It looks like the NAMA system set up by Government is having a number of unintended consequences. Accountants and bankers, attracted by tax breaks for building hotel rooms, are now caught with a massive over supply. This has led to room rates at giveaway prices and meals too. Good for the consumer but is it sustainable? We say no, and it needs to change.
Normal traditional hotels, like most of what we have here in Waterford, would not be in such a category but are still stuck with the problem. However, they must suffer because, if one new entrant charges ridiculously low rates, they must follow and all lose money in a situation that endangers their long term viability.
The over supply created by tax breaks should cause people to think. Why not convert some of these to nursing homes? The HSE could also use the buildings for housing patients that find they need more time for rehabilitation and they could be a half way point to full discharge. With the structures of many mental hospitals in deteriorating condition, there could be an option to use surplus hotels following some conversion.

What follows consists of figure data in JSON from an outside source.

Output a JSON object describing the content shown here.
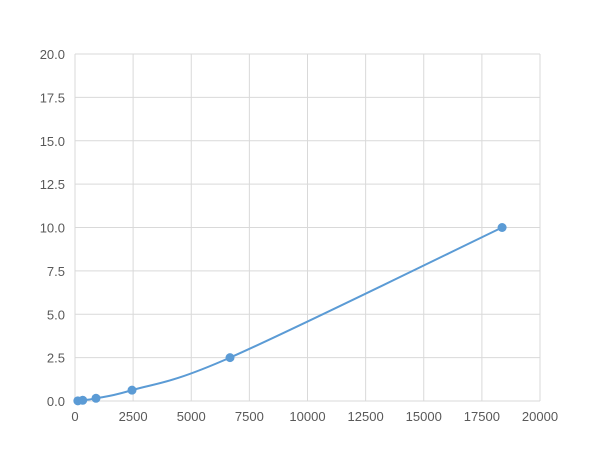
{
  "chart_data": {
    "type": "scatter",
    "title": "",
    "xlabel": "",
    "ylabel": "",
    "xlim": [
      0,
      20000
    ],
    "ylim": [
      0,
      20
    ],
    "xticks": [
      "0",
      "2500",
      "5000",
      "7500",
      "10000",
      "12500",
      "15000",
      "17500",
      "20000"
    ],
    "yticks": [
      "0.0",
      "2.5",
      "5.0",
      "7.5",
      "10.0",
      "12.5",
      "15.0",
      "17.5",
      "20.0"
    ],
    "grid": true,
    "color": "#5b9bd5",
    "series": [
      {
        "x": [
          122,
          332,
          903,
          2452,
          6667,
          18370
        ],
        "y": [
          0.039,
          0.156,
          0.156,
          0.625,
          2.5,
          10
        ],
        "smooth": true,
        "markers": true
      }
    ]
  }
}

The State is lacking major school facilities and children are taught in pre-fab units. Could some of the hotels be reconfigured and used as schools? It is time to think out side the box, as they say.
Some radical ideas are needed as this waste of accommodation and quality building could be put to some creative use. Some empty buildings are being used as community centres as happened in Donegal after a hotel closed up when the builder owners could no longer keep it going.
Builders were using hotel investment as a means of reinvesting profits that would otherwise be paid in tax in some cases. Is the NAMA hotel option right currently? We think not but, if we have an over supply, a change is needed.
We can recall that, in Britain, there was once a thing called ‘unfair trading’ and now we have it in this country in the hotel sector as well as in other businesses where rates are cut just to get cash in the door. This is not good in the long term as jobs and businesses will eventually go.